Note that you don’t have to fear to miss a i18n field. Validation will take care of that

>>> # Python 3
>>> blog_post['body'] = 'Comment allez-vous ?'
>>> blog_post.save()
Traceback (most recent call last):
...
SchemaTypeError: body must be an instance of i18n not unicode

>>> # Python 2
>>> blog_post['body'] = u'Comment allez-vous ?'
>>> blog_post.save()
Traceback (most recent call last):
...
SchemaTypeError: body must be an instance of i18n not unicode

i18n with different type

i18n in Mongokit was designed to handled any python types authorized in MongoKit. To illustrate, let’s take a fake example : temperature.

>>> class Temperature(Document):
...     structure = {
...        "temperature":{
...           "degree": float
...        }
...     }
...     i18n = ['temperature.degree']
...     use_dot_notation = True

>>> con.register([Temperature])
>>> temp = con.test.i18n.Temperature()
>>> temp.set_lang('us')
>>> temp.temperature.degree = 75.2
>>> temp.set_lang('fr')
>>> temp.temperature.degree = 24.0
>>> temp.save()

This example describes that float can be translated too. Using i18n to handle temperature is a bad idea but you may find a useful usage of this feature.

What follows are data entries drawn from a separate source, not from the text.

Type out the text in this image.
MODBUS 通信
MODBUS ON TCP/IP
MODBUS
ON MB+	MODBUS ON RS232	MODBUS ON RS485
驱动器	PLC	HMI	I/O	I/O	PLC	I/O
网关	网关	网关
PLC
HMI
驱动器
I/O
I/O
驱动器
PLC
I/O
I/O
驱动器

Using i18n different type allow you to translate list:

>>> # Python 3
>>> class Doc(Document):
...     structure = {
...        "tags":[str]
...     }
...     i18n = ['tags']
...     use_dot_notation = True

>>> con.register([Doc])
>>> doc = con.test.i18n.Doc()
>>> doc.set_lang('en')
>>> doc.tags = ['apple', 'juice']
>>> doc.set_lang('fr')
>>> doc.tags = ['pomme', 'jus']
>>> doc
{'tags': {'fr': ['pomme', 'jus'], 'en': ['apple', 'juice']}}

>>> # Python 2
>>> class Doc(Document):
...     structure = {
...        "tags":[unicode]
...     }
...     i18n = ['tags']
...     use_dot_notation = True

>>> con.register([Doc])
>>> doc = con.test.i18n.Doc()
>>> doc.set_lang('en')
>>> doc.tags = [u'apple', u'juice']
>>> doc.set_lang('fr')
>>> doc.tags = [u'pomme', u'jus']
>>> doc
{'tags': {'fr': [u'pomme', u'jus'], 'en': [u'apple', u'juice']}}